Using lambda to make immutable S3 backups

2 Jan 2017 17:55 | AWS | security | linux

S3 is really handy for server backups and at $0.023/GB/month it’s incredibly cost-effective.

However the default way most people use it is to simply spray their data directly into an S3 bucket from the machine they’re backing up. This works fine right up until you get hacked by someone malicious who then has the ability to trash all of your backups from the machine that has access to the bucket.

Enter lambda, Amazon’s magic function-in-the-sky service that allows you to do serverless computation.

This post describes how to secure your backups using a lambda function.

Scenario: a server that creates tarball backups overnight of around 5GB and hourly SQL snapshots that are around ~250MB.

We will create two S3 buckets - backups1 and backups2.

The server will have write access to backups1 but no access to backups2.
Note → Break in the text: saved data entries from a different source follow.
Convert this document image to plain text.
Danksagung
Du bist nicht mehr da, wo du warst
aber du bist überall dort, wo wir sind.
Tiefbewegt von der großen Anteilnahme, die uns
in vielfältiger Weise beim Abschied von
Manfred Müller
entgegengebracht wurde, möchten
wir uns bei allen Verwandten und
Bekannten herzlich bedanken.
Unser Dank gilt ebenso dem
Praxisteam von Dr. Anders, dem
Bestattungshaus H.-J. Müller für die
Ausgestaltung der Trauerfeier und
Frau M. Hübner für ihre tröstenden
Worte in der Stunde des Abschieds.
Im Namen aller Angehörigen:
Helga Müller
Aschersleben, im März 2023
The process the backups will follow is:

  1. The server will execute its backup and write a file to backups1 called backup.tar.gz.gpg. This might be done with a cron job along the lines of:

/bin/tar -cP /data | /bin/gzip | /usr/bin/gpg –no-use-agent –no-tty –passphrase-file /root/key –cipher-algo AES256 -c | /usr/local/bin/s3cmd put - s3://backups1/backup.tar.gz.gpg

  1. Any writes to the backups1 bucket will trigger this lambda function:

  1. The lambda function checks the name of the uploaded object. If it’s backup.tar.gz.gpg it will check for a file in the backups2 bucket called {YYYY-mm-dd}.tar.gz.gpg. If the file doesn’t exist then it will move backup.tar.gz.gpg from backups1 to backups2 using the timestamped filename. If it already exists it will do nothing - this prevents backups from being overwritten once created.

  2. The lambda function also handles hourly sql snapshots - if the uploaded file is called sql.gz.gpg it will look for an object called {YYYY-mm-dd}.{HH}.sql.gz.gpg. Again if the file doesn’t exist it will move the uploaded file to backups2 using the timestamped name.

Because the filenames are determined by the lambda function which cannot be changed by the server, an attacker breaking into the server has no way to destroy any previously created backups. This is a lot more secure than simply writing the data straight into S3 from a server that has full access to the target bucket.

Note that because the backup archives are written based on timestamps you must set the timezone in the lambda function to the timezone of your server to avoid issues.

You will probably also want to create a lifecycle policy for your backups2 bucket to delete the backups after a certain time period or archive them to glacier long term storage.